Saturday, 1 August 2015
Last updated 19 hours ago
Apr 14 2008 | 2:00am ET
Hedge fund manager Trip Kuehne is retiring—from his second job as an amateur golfer.
After qualifying for this years’ Masters golf tournament, Kuehne, of the appropriately named Irving, Texas-based Double Eagle Capital Management, said he hoped to make the cut for “the working man” at the Augusta National Golf Club.
He may not be the quintessential “working man,” and he’s certainly no stranger to the upper echelons of the golf world. Kuehne runs his own hedge fund firm, has a pair of golf professionals as siblings (one of whom is dating tennis champion Venus Williams) and roomed with Phil Mickelson in college. Fourteen years ago, he went toe-to-tie with Tiger Woods and enjoyed the support of Dallas Cowboys quarterback Tony Romo during his surprisingly strong showing at this tournament.
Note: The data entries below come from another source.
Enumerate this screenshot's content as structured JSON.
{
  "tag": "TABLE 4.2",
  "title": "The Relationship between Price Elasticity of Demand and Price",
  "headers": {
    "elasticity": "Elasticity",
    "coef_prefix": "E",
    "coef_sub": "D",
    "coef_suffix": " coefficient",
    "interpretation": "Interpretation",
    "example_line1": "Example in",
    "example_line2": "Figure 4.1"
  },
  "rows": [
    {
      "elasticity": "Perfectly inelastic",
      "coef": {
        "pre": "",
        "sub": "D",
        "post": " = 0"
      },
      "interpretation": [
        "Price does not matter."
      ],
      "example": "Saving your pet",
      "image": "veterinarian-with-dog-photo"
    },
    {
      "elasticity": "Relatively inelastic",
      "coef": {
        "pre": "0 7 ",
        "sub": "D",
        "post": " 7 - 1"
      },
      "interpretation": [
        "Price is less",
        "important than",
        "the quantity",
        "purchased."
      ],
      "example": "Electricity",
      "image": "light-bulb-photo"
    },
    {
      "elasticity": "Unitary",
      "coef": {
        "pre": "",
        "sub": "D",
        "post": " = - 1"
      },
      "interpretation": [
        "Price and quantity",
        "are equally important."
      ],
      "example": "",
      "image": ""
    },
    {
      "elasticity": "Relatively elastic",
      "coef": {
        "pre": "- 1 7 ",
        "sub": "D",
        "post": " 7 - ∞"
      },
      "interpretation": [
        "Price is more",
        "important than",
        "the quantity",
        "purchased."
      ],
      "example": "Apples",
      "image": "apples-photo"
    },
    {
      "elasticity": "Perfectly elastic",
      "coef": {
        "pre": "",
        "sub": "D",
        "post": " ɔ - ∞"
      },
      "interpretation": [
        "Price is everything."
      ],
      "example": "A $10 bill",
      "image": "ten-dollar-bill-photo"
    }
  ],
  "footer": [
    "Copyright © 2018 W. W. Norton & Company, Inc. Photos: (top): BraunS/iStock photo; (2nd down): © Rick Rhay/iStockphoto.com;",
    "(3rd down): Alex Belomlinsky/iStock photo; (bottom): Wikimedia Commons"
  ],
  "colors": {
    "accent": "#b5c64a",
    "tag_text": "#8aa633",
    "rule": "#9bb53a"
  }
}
Still, when the hedge fund industry’s representative to the first of golf’s major championship shanked his shot on the 16th hole on Friday (and followed it up by bouncing his second shot off the head of a spectator), his hopes of making the cut—and playing with the big boys to determine the champion this weekend—fell by the wayside.
And after he missed the cut by three shots—he announced the Masters would be the last of his amateur career.
“It was a hell of a ride,” a tearful Kuehne said, “but I guess this is where the cowboy is supposed to ride away.”
Kuehne went into hedge funds after coming in second to Woods—who has won four Masters—at the 1994 U.S. Amateur Championship (Kuehne was actually beating Woods late into the tournament). Since then, he’s spent as much as $50,000 per year to play in golf tournaments, hoping to get back to Augusta (as U.S. Amateur runner-up, he played in the 1995 Masters, rooming with Woods).
“Unfortunately, I hit a shot like a working man probably should hit under those situations,” Kuehne told the Dallas Morning Call. “I let up for a brief moment, and I’m not good enough to let up for a brief moment.”